LGBT bireyi olup da kendini kadın ve erkek gibi hisseden transseksüel erkek ve kadınlar,travestiler,biseksüeller var bir de.Heteroseksizmi içselleştirmiş erkekten daha erkek,kadından daha kadın heteroseksist LGBT bireyleri.Heteroseksizmin şak-şakçılığını yaparak kendilerini o bataklığın içine kabul ettirme çabasında olan erkeklik sevdalısı LGBT bireyleri.Onlara göre erkek erkek gibi,kadın kadın gibi olmalı.Alacağı kız bakire olmalı,erkek orasını burasını sallamamalı.Yen kırılıp kol içinde kalmalı,özel hayat dört duvar arasında olmalı.Manevi değerlerine sahip çıkmalı ama asla çıkıntı yapmamalı.Herkes rolünün hakkını vermeli,müslüman mahallesinde salyongoz satmamalı.Burası Avrupa değil çünkü.Toplumsal yapıyı tehdit edecek unsurlar kendilerine başka coğrafya aramalı.Çünkü yanlış bedende doğduysan,iki tip kamuflajdan birini seçmek zorundasın.Yoksa sana neyi nasıl giydireceklerini çok iyi bilirler.Bir erkek bir erkeği sevemez,bir kadın da kadını.Önce verilen rolüne
gir,benimse,özümse,kimi seveceksen ondan sonra sev.Aşk ve sevgi ancak karşı cinsellerin hak ettiği bir şeydir,diğeri sapıklığa girer.

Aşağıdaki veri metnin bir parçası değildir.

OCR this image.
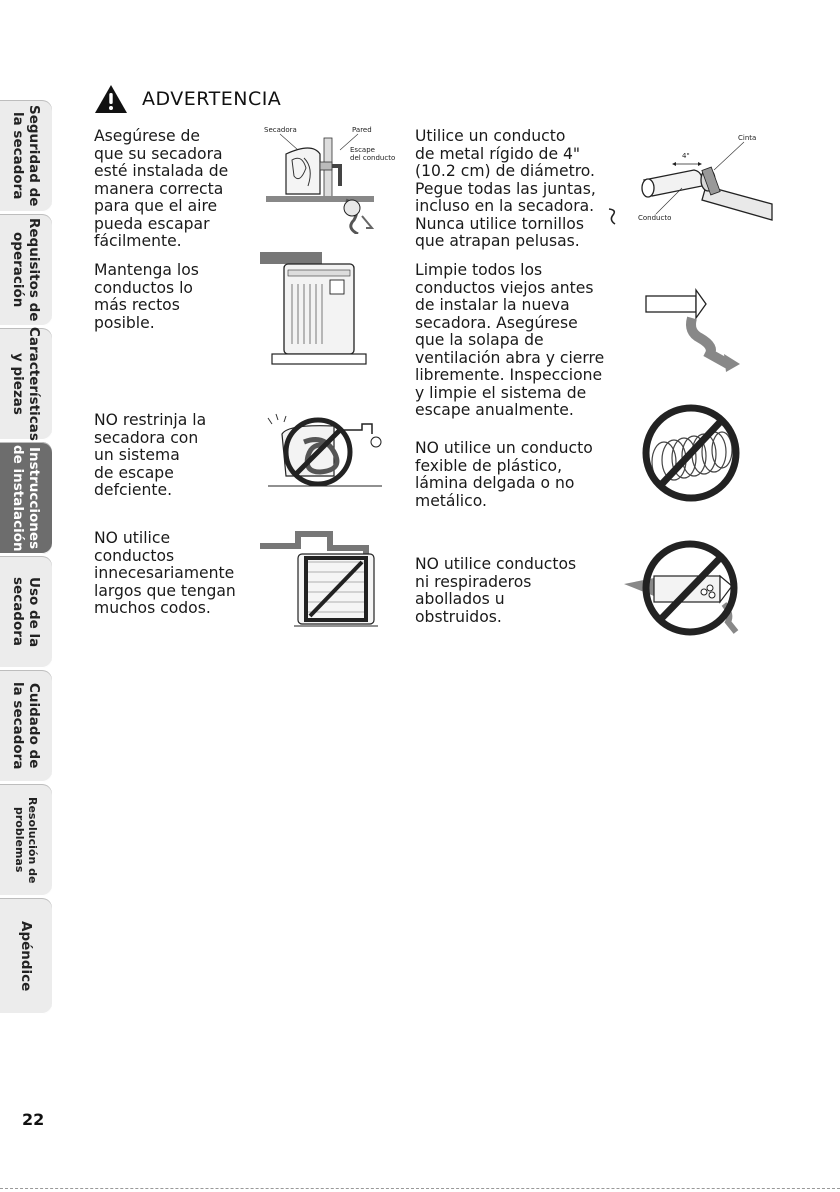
Seguridad de
la secadora
Requisitos de
operación
Características
y piezas
Instrucciones
de instalación
Uso de la
secadora
Cuidado de
la secadora
Resolución de
problemas
Apéndice
ADVERTENCIA

Asegúrese de
que su secadora
esté instalada de
manera correcta
para que el aire
pueda escapar
fácilmente.

Mantenga los
conductos lo
más rectos
posible.

NO restrinja la
secadora con
un sistema
de escape
defciente.

NO utilice
conductos
innecesariamente
largos que tengan
muchos codos.

Utilice un conducto
de metal rígido de 4"
(10.2 cm) de diámetro.
Pegue todas las juntas,
incluso en la secadora.
Nunca utilice tornillos
que atrapan pelusas.

Limpie todos los
conductos viejos antes
de instalar la nueva
secadora. Asegúrese
que la solapa de
ventilación abra y cierre
libremente. Inspeccione
y limpie el sistema de
escape anualmente.

NO utilice un conducto
fexible de plástico,
lámina delgada o no
metálico.

NO utilice conductos
ni respiraderos
abollados u
obstruidos.

Secadora	Pared
Escape
del conducto
Cinta
4"
Conducto
22
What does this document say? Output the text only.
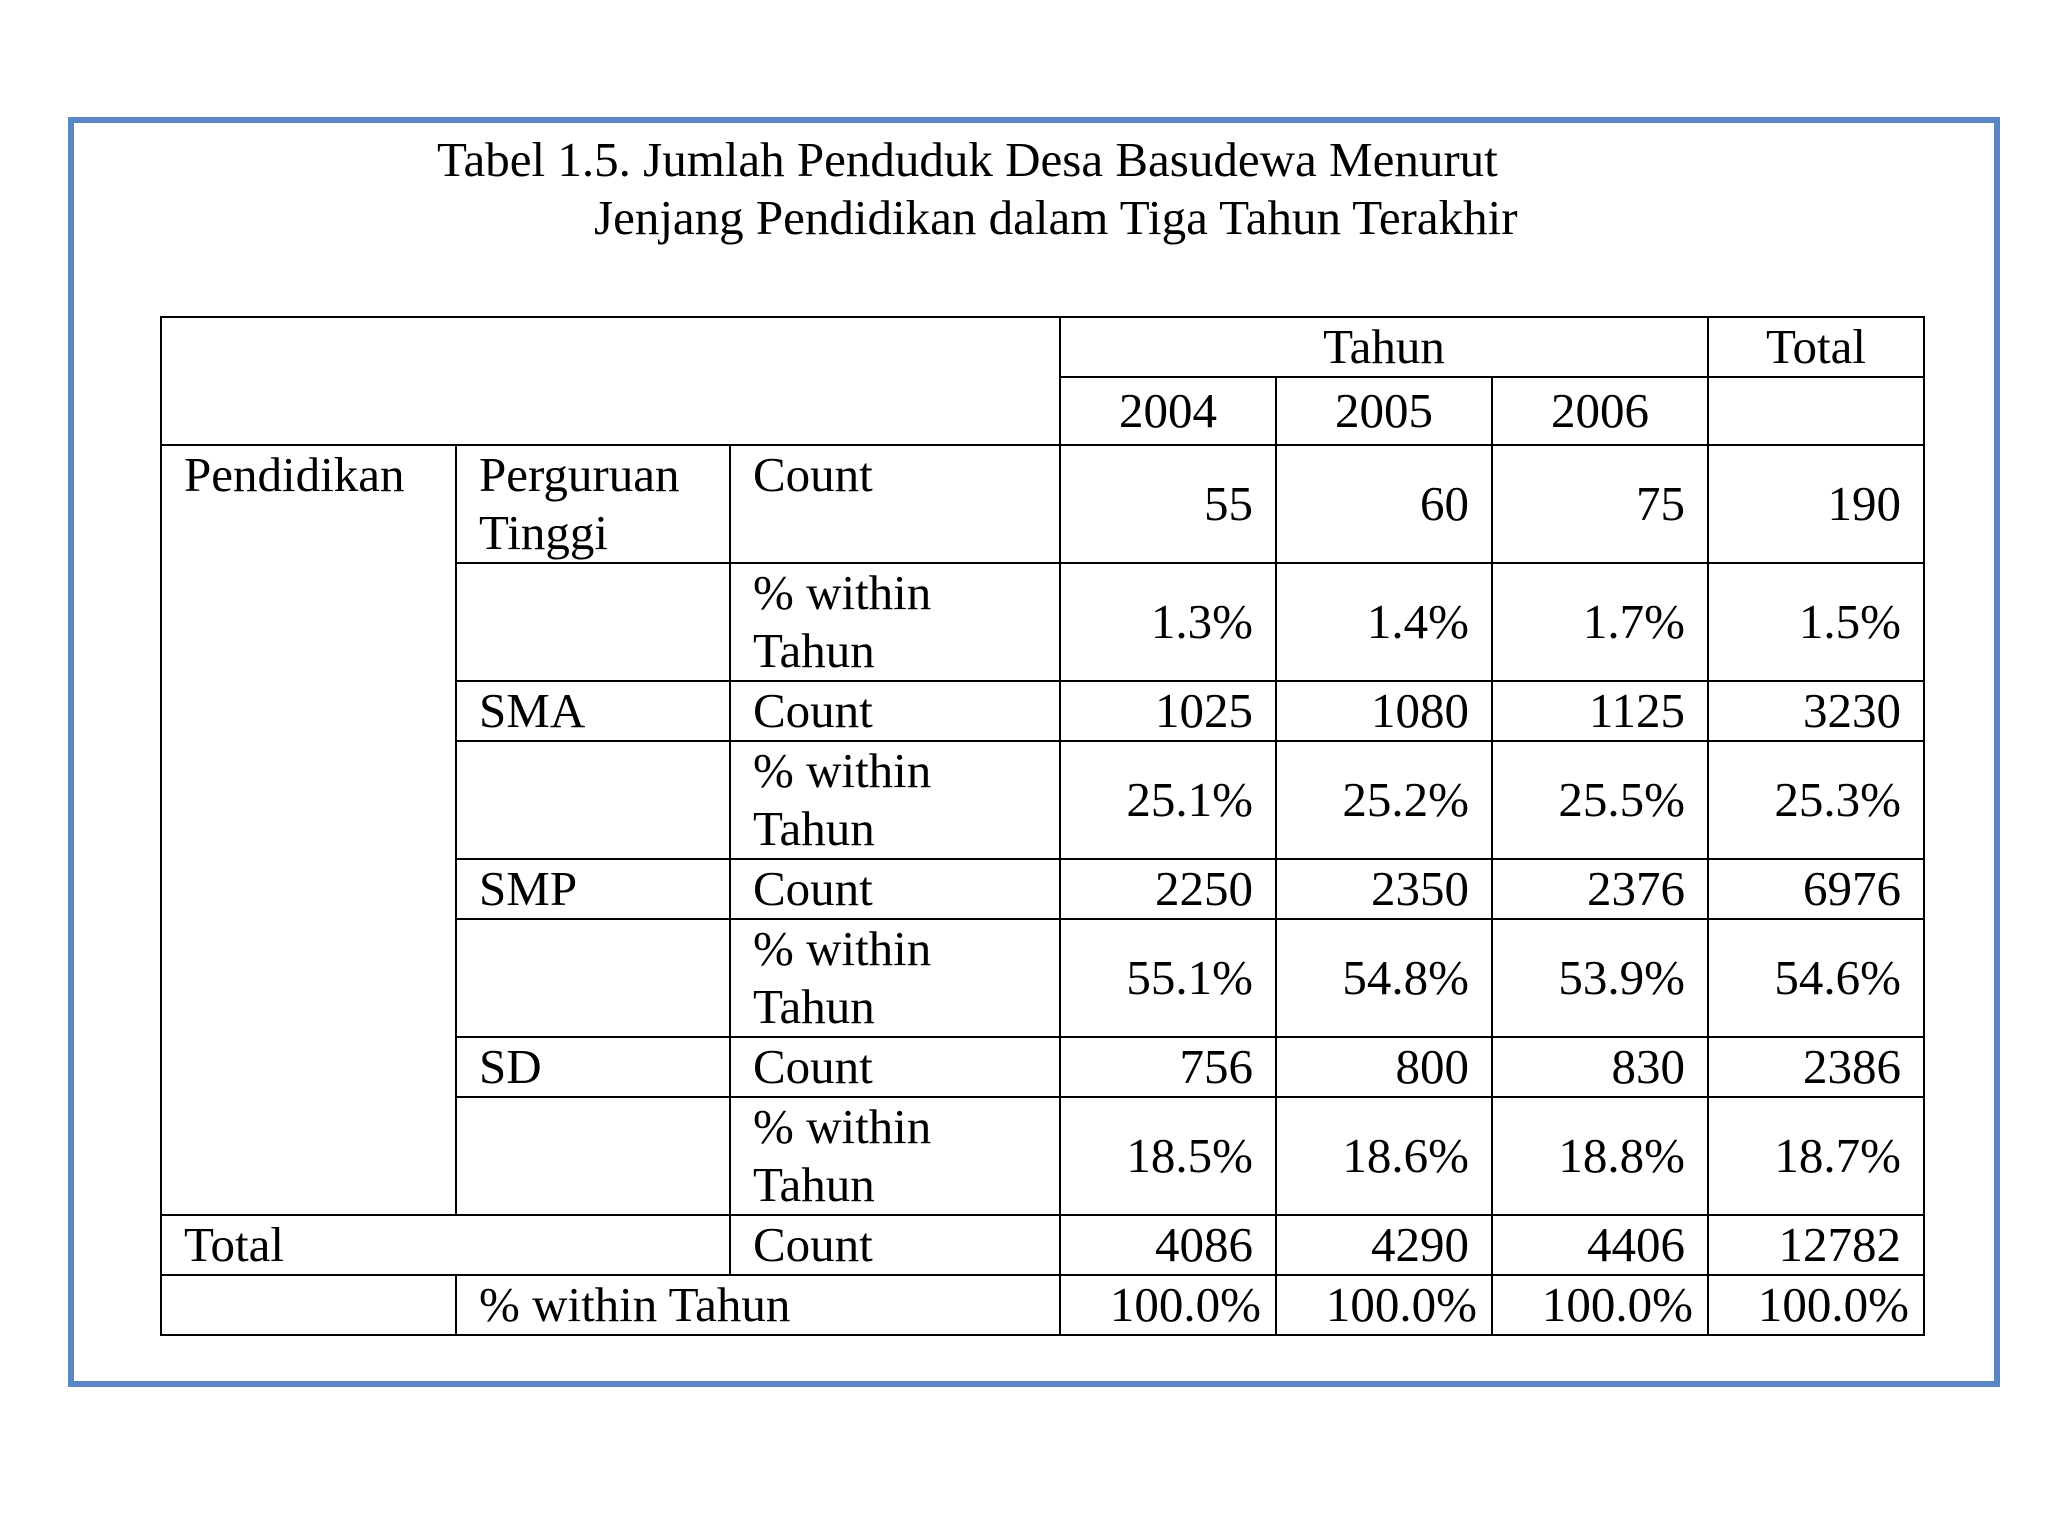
Tabel 1.5. Jumlah Penduduk Desa Basudewa Menurut
Jenjang Pendidikan dalam Tiga Tahun Terakhir
			Tahun			Total
			2004	2005	2006	
Pendidikan	Perguruan Tinggi	Count	55	60	75	190
		% within Tahun	1.3%	1.4%	1.7%	1.5%
	SMA	Count	1025	1080	1125	3230
		% within Tahun	25.1%	25.2%	25.5%	25.3%
	SMP	Count	2250	2350	2376	6976
		% within Tahun	55.1%	54.8%	53.9%	54.6%
	SD	Count	756	800	830	2386
		% within Tahun	18.5%	18.6%	18.8%	18.7%
Total		Count	4086	4290	4406	12782
	% within Tahun		100.0%	100.0%	100.0%	100.0%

O yüzden işte benim ne ötekileştirilmiş din,dil,renk ve cins ayrımcılığına maruz kalmışlarla,ne de homofobik eşcinsellerle,eşcinsellik mücadelesinin verilebileceğine inancım kalmadı.Eşcinsellik hiçbir toplumsal kimliğin etkisinde kalmadan kendi cinsiyle utanmadan ve korkmadan cinsel,duygusal ve sosyal bereberlik yaşamaktır.Bilinç altlarına kök salmış ayrımcılık öfkesi ötekilerin,ötekileştirme ihtimallerinin daha fazla olduğuna inanıyorum.Çünkü aidiyet kompleksi,bir yere ait olabilme adına kendi sınıfında yer alanlara bile sırt dönmelerine sebep olur hiç beklenmedik bir anda.Çünkü onlar kendisi olabilme kapasitesi olmayan heteroseksizmin tek tipliliğine dünden razı olmuş korkaklardır.